- The Washington Times - Monday, June 9, 2003

When the Democratic nominee for president in 2004 courts Iowa voters, he will have at his disposal the most extensive and detailed profiles of voters ever assembled in the state’s history.

The Iowa Democratic Party’s massive computer database of 1.8 million voters is so detailed that it allows candidates to target people based on their specific voting history and pet issues, such as abortion or the environment.

“It revolutionizes grassr-oots campaigning,” said Mark Daley, spokesman for the state party.

Ronald A. Faucheux, editor of Campaigns & Elections Magazine, said while other state parties — including the Republican parties in Georgia and Colorado — are developing similar databases, he’s not aware of any as advanced as Iowa’s.

The foundation of Iowa’s database is the basic voter rolls compiled by the Secretary of State’s office. The additional — and most valuable — information was compiled through interviews with mostly independent voters conducted by more than 160 staffers around the state during the past three years.

The canvassers went door-to-door interviewing people and tapping the information into specially-programmed Palm Pilots.

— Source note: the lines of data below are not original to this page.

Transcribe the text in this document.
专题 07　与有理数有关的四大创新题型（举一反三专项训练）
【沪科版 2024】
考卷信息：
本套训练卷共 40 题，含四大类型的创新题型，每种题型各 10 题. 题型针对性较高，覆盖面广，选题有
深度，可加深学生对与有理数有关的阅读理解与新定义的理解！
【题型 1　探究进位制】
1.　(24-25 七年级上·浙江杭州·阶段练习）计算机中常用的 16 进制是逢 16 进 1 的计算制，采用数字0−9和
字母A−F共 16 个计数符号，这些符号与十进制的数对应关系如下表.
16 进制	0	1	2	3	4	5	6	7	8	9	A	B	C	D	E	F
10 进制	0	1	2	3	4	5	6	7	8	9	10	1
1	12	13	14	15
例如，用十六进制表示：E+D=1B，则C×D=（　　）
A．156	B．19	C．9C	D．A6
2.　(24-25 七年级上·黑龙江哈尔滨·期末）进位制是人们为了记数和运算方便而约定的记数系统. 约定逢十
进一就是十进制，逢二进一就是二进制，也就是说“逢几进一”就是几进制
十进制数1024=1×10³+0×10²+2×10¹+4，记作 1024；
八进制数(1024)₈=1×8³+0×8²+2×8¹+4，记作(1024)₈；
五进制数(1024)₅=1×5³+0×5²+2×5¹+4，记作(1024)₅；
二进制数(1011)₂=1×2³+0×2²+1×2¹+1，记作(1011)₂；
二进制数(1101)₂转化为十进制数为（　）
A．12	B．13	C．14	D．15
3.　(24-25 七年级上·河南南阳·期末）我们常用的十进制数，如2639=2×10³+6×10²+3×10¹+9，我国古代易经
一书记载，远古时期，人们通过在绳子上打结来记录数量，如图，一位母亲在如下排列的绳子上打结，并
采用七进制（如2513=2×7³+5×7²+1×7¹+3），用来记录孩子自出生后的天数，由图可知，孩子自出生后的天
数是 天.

Each night, the information was uploaded from the Palm Pilots to a central database available to anyone with a password and access to the Internet.

Still in its early stages, the database proved crucial in last November’s election, Mr. Daley said.

In a year when Republicans dominated nationally, Democrats won seven of Iowa’s eight statewide elections.

“For the first time in Iowa history, a Democratic governor and a Democratic senator were elected on the same day,” Mr. Daley said. “We were able to reach all these people with the click of a button.”

So successful was the effort in the 2002 election that state Democratic parties across the country have begun compiling similar databases. And last month, Iowa Democrats came to Washington to discuss their strategy with national party leaders.

Realizing its value, six of the top contenders for the Democratic presidential nomination — Massachusetts Sen. John Kerry, Connecticut Sen. Joe Lieberman, Missouri Rep. Richard A. Gephardt, former Vermont Gov. Howard Dean, North Carolina Sen. John Edwards and Florida Sen. Bob Graham — have shelled out $65,000 each for access to the database.

In addition to basic information such as a voter’s mailing address, phone numbers and e-mail addresses, the database also includes added information such as a person’s voting history and specific information about issues of importance to the voter.

Purchasers not only pay a lump-sum for access, they also must continuously update the database with any new information they learn along the way.

“That’s what makes the database so valuable,” Mr. Daley said.